Strategy / Inspiration

May14

Social networking as community

Sonia Simone posted an arti­cle on the com­mu­nity that sur­rounds blog­gers. A small excerpt:

“Creating a com­mu­nity around what you do is still a great way to sur­vive in a hos­tile land­scape. If your cus­tomers can form a tribe around your prod­uct or ser­vice (or church or non­profit or what­ever your par­tic­u­lar gig might be), you win.”

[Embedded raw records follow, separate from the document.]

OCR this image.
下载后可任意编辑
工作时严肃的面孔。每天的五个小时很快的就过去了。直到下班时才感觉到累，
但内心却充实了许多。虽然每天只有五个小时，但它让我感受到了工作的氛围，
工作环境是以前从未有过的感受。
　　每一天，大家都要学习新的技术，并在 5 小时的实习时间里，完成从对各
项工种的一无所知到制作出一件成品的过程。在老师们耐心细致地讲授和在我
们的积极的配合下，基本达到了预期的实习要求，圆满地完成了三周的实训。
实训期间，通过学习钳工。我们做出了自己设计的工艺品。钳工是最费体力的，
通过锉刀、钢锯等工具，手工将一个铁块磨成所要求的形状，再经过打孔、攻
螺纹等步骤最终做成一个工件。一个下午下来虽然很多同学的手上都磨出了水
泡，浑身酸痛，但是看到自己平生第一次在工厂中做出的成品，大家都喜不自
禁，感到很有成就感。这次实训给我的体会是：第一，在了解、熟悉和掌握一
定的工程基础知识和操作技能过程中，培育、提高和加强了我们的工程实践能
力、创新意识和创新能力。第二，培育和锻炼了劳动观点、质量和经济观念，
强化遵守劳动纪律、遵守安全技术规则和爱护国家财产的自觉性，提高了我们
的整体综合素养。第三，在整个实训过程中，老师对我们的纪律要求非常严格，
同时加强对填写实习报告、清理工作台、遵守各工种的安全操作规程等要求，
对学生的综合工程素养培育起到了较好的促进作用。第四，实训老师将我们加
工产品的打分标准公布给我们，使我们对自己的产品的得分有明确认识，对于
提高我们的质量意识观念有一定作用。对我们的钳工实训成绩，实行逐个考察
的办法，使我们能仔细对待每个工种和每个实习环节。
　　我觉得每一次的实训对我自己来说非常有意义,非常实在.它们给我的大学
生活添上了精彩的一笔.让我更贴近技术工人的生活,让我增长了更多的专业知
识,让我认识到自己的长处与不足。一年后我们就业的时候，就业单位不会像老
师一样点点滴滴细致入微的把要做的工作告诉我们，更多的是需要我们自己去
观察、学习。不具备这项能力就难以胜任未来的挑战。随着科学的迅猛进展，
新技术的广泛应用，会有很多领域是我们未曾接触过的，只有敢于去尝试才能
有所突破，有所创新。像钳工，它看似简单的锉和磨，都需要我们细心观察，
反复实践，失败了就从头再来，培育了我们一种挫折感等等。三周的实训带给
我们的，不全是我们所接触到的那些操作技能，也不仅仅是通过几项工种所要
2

Her com­ment got me think­ing that part of the rise in pop­u­lar­ity of social net­work­ing is directly related to the evo­lu­tion we’ve made in how we form and par­tic­i­pate in com­mu­nity. As I see it, com­mu­nity in the 50s revolved around your neigh­bors and the place you lived. You became friends with those who had close prox­im­ity to your phys­i­cal loca­tion. This is def­i­nitely still present today, but not as promi­nent (how many of your neigh­bors do you see reg­u­larly?). During the 80s and 90s, com­mu­nity was largely defined by where you worked. I believe this shift was influ­enced by the increase of women in the work­force and the view­point that “success” came to be linked with “career”. We spent more time there than at home and our com­mu­ni­ties reflected that. In these the ‘aughts’, the web has pro­vided us a medium where com­mu­nity can be formed out­side of geog­ra­phy or occu­pa­tion; one that focuses more on shared inter­ests and common infor­ma­tion. We can con­nect with both real life and online friends (also called IIFs, thanks Kristy) in a way that tran­scends time and loca­tion with­out losing the authen­tic­ity required for gen­uine com­mu­nity. This is the magic of social net­work­ing and part of the reason it’s so pop­u­lar. It’s not a tech­nol­ogy advance­ment, it’s a com­mu­nity advance­ment. No one cares how Face­book or RSS works. They care that it con­nects them with people in a way pre­vi­ously impossible.

People care about the com­mu­ni­ties they par­tic­i­pate in because it ful­fills a basic human need to belong. To be heard. To be accepted and valued. Social net­work­ing and the related tech­nol­ogy brands (Face­book, Stum­ble­Upon, Twit­ter, etc) enable us to do this with more flex­i­bil­ity and mobil­ity than ever before. And with Google tag­ging and index­ing every­thing along the way, you just might meet your neigh­bors after all.